Menggunakan material & produk-produk yang non-toxic akan meningkatkan kualitas udara dalam ruangan, dan mengurangi tingkat asma, alergi dan sick building syndrome. Materialyang bebas emisi, dan tahan untuk mencegah kelembaban yang menghasilkan spora dan mikroba lainnya. Kualitas udara dalam ruangan juga harus didukung menggunakan sistem ventilasi yang efektif dan bahan-bahan pengontrol kelembaban yang memungkinkan bangunan untuk bernapas.

Selain 4 bidang di atas, green building dapat menekan biaya untuk pekerjaan konstruksinya, dan memenuhi kebutuhan yang lebih luas dari masyarakat, dengan menggunakan tenaga kerja lokal, dan memastikan bangunan diletakkan tepat bagi kebutuhan masyarakat.

Pendekatan Holistik

Green building memerlukan pendekatan holistik yang menganggap masing-masing komponen dari sebuah bangunan, yang berhubungan dengan konteks seluruh bangunan & juga mempertimbangkan dampak lingkungan yang lebih luas dengan masyarakat di sekitarnya. Ini adalah pendekatan yang sangat kompleks yang memerlukan kontraktor, arsitek dan desainer untuk berpikir kreatif, menggunakan integrasi sistem di seluruh pekerjaan mereka. Ada beberapa teknologi dan metodologi penilaian yang dapat membantu pembangun dengan proses ini termasuk BREEAM (Building and Research Establishment Environmental Assessment Method) dan Eco-Homes.


(6)

Membangun Harapan untuk Masa Depan

Meskipun masih dalam masa pengembangan, green building termasuk pesat pertumbuhannya. Di negara maju seperti Ingris sudah menuntut spesifikasi green building dalam perencanaan & pembangunan bangunan baru, sebagai bagian dari strategi sustainable building yang lebih luas, dan ini berarti bahwa nantinya green building muncul di seluruh penjuru negeri.
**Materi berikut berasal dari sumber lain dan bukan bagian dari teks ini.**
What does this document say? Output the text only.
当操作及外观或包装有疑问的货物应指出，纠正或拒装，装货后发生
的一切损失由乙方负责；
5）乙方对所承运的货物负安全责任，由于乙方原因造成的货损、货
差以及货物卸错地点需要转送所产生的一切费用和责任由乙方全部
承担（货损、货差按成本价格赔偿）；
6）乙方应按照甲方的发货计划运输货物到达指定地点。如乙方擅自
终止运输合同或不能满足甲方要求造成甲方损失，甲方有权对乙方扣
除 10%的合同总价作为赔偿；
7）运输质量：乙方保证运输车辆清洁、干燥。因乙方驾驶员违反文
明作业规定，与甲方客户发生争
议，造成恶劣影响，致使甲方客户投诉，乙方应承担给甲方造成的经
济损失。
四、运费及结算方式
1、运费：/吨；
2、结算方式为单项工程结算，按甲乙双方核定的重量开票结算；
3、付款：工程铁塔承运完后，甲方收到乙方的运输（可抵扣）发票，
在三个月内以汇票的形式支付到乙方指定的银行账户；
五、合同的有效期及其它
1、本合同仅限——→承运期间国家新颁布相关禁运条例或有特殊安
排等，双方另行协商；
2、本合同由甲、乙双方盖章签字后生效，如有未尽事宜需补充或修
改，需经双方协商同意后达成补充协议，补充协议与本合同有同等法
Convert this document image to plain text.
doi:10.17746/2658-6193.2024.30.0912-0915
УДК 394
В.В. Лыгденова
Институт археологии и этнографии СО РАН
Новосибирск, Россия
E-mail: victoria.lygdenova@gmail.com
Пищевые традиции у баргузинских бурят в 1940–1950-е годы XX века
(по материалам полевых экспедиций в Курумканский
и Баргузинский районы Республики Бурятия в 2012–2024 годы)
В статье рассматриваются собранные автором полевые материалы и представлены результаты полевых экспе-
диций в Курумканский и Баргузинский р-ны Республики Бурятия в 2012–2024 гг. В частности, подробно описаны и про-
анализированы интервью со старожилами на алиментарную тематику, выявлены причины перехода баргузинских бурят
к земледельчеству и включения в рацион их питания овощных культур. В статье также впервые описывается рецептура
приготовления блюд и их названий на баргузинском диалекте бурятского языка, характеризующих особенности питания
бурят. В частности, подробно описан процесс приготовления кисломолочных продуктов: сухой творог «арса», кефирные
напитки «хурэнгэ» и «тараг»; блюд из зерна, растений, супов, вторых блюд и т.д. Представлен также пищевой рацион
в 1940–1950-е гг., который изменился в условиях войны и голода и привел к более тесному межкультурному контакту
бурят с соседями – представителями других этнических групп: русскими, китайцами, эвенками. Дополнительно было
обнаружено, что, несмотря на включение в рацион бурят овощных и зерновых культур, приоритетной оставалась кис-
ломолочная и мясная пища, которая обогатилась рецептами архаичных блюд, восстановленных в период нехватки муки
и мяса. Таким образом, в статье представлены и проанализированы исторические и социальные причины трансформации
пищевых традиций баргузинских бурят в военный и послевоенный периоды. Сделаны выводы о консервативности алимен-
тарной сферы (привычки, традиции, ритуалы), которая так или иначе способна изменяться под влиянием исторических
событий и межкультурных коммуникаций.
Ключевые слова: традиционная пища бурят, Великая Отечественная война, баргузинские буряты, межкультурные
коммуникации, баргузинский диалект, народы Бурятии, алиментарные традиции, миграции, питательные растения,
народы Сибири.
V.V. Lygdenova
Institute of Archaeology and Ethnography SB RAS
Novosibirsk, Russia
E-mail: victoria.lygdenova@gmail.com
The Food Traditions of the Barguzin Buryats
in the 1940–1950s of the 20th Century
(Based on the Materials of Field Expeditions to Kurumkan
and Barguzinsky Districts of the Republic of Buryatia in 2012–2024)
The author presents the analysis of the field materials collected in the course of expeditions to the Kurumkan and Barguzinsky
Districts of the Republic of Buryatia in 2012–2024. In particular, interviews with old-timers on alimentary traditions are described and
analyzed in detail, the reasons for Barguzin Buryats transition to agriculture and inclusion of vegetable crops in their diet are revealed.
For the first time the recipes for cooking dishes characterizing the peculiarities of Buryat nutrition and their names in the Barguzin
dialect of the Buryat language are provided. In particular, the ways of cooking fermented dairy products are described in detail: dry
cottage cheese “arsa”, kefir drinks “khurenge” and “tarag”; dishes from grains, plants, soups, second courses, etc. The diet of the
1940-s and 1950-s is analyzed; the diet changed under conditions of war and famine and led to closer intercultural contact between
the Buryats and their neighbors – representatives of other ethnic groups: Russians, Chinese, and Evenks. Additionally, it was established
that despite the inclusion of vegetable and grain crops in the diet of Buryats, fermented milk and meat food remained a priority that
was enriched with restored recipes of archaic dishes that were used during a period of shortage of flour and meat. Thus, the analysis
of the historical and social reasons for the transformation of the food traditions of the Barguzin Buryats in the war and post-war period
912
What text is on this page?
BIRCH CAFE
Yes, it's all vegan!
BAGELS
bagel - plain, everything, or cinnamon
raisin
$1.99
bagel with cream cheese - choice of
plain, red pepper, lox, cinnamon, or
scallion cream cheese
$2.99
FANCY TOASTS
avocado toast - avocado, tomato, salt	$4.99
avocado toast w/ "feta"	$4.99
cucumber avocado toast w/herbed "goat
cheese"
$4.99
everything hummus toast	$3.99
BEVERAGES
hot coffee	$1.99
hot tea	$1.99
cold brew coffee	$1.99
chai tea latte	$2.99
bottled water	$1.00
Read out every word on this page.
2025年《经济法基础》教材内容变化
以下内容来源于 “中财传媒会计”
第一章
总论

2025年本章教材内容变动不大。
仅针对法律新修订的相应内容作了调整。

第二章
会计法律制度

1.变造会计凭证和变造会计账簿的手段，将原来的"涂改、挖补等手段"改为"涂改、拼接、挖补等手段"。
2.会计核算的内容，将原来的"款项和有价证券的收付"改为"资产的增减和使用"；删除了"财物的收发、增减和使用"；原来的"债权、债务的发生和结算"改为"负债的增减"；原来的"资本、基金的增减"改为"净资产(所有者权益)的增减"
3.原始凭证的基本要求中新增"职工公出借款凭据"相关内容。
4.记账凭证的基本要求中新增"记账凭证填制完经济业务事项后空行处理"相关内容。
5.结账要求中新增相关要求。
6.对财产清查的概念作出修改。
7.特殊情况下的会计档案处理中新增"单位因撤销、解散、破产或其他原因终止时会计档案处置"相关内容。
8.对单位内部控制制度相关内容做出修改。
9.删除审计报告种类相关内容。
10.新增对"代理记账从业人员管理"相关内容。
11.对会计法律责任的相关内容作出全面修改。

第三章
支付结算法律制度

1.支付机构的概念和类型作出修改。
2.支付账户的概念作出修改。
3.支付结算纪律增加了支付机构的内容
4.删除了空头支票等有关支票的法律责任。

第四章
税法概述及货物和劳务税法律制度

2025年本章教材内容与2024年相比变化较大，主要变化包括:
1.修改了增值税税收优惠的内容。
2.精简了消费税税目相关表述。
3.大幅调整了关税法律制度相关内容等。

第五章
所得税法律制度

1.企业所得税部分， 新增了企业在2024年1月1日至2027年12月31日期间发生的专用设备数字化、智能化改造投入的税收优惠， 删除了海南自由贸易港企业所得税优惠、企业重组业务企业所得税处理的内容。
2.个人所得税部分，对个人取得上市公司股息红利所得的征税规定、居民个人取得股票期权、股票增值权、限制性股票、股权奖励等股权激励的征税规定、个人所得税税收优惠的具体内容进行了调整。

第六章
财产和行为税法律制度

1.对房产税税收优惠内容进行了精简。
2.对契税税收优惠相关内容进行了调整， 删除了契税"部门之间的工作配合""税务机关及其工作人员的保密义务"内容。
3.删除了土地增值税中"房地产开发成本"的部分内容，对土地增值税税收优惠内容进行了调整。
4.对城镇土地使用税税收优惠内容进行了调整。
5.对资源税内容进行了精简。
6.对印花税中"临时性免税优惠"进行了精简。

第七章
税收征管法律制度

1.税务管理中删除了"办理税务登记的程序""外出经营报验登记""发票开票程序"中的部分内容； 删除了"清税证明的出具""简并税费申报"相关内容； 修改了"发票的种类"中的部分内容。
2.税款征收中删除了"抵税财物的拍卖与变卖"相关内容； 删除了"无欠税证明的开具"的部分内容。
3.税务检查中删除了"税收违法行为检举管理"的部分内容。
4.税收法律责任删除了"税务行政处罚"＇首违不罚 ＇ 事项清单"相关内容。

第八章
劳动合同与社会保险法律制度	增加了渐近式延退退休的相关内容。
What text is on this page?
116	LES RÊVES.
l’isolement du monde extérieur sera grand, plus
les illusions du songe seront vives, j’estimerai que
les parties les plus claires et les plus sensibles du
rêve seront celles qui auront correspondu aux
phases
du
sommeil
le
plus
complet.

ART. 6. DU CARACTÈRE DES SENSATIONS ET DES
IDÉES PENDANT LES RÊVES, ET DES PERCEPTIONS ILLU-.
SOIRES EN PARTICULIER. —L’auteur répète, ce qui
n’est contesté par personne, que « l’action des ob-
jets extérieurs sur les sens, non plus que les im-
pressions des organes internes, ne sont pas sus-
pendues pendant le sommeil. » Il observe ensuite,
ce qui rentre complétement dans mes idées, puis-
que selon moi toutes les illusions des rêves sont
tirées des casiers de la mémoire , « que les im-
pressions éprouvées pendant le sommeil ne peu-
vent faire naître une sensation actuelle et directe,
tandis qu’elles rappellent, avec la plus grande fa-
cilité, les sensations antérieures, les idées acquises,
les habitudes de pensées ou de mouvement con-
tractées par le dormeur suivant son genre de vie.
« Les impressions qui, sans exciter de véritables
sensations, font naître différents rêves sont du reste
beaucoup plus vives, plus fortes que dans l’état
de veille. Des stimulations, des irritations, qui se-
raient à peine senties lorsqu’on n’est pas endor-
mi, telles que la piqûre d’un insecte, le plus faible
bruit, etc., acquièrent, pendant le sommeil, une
Dalam usia terancam oleh perubahan iklim, kekurangan energi yang semakin meningkat dan masalah kesehatan, memang masuk akal untuk membangun rumah yang tahan lama, menghemat energi, mengurangi limbah dan polusi, dan meningkatkan kesehatan dan kesejahteraan. Green Building lebih dari sebuah konsep untuk hidup berkelanjutan, tetapi bisa membangun harapan untuk masa depan.